Dihadapan sang kakak yang membujur kaku, sang adik tidak henti-hentinya menangis, namun air matanya tidak cukup untuk membangkitkan jasad yang terbujur, air mata yang tidak cukup suci untuk merubah darah putih sang kakak, bahkan mengotori nilai keluhuran seorang ksatria.
Lokasi Makam Mbah Wangsa Krama
Lokasi makam Mbah wangsa Krama berada di hutan pegunungan Curah (minta ma’af bila terdapat kesalahan penunjukkan tempat). Dari arah balai Desa Kaliputih keutara kemudian menuju ke barat ke batas desa. Dari batas desa ini masih harus berjalan kaki kurang lebih satu setengah kilometer, melewati sawah dan ladang baru kemudian masuk ke lokasi hutan.
Perjalanan pada malam hari sebaiknya membawa perlengkapan senter yang cukup serta perlengkapan jaket, sebab begitu masuk lokasi hutan akan terasa tubuh kita dingin tertiup angin pegunungan seperti di tempat-tempat yang lain.

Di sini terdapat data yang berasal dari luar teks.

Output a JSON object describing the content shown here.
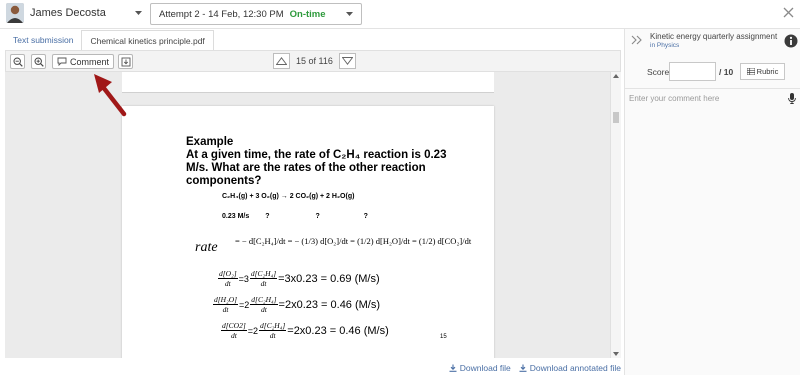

Peziarah dari luar kota biasanya akan dibimbing oleh kuncen atau menggunakan jasa penduduk setempat sebagai penunjuk jalan. khususnya bagi masyarakat Banyumas, makam Mbah Wangsa Krama telah dikenal bahkan masuk cagar peninggalan, disamping berada di lokasi hutan negara.
Sepuluh meter mendekat makam Mbah Wangsa Krama, maka kita akan disambut bau belerang yang sangat menyengat. Bau belerang ini berasal dari air sungai / curah dimana Mbah Wangsa Krama meninggal karena tidak lagi tertolong oleh ulah adiknya sendiri. Dalam sungai curah ini biasanya para peziarah menggunakan untuk mandi untuk membuang “Sebel Puyeng” kata orang Banyumas. Sebelum melakukan do’a / tahlil di dekat makam Mbah Wangsa Krama sungai ini biasanya digunakan untuk bersuci terlebih dahulu. Masyarakat disekitar selalu mengingatkan kepada para peziarah, bahwa peziarah datang karena mendo’akan bukan berziarah untuk meminta kepada yang telah wafat, agar tidak tergelincir kepada kemusyrikan. Semua permintaan wajib ditujukan kepada Allah SWT.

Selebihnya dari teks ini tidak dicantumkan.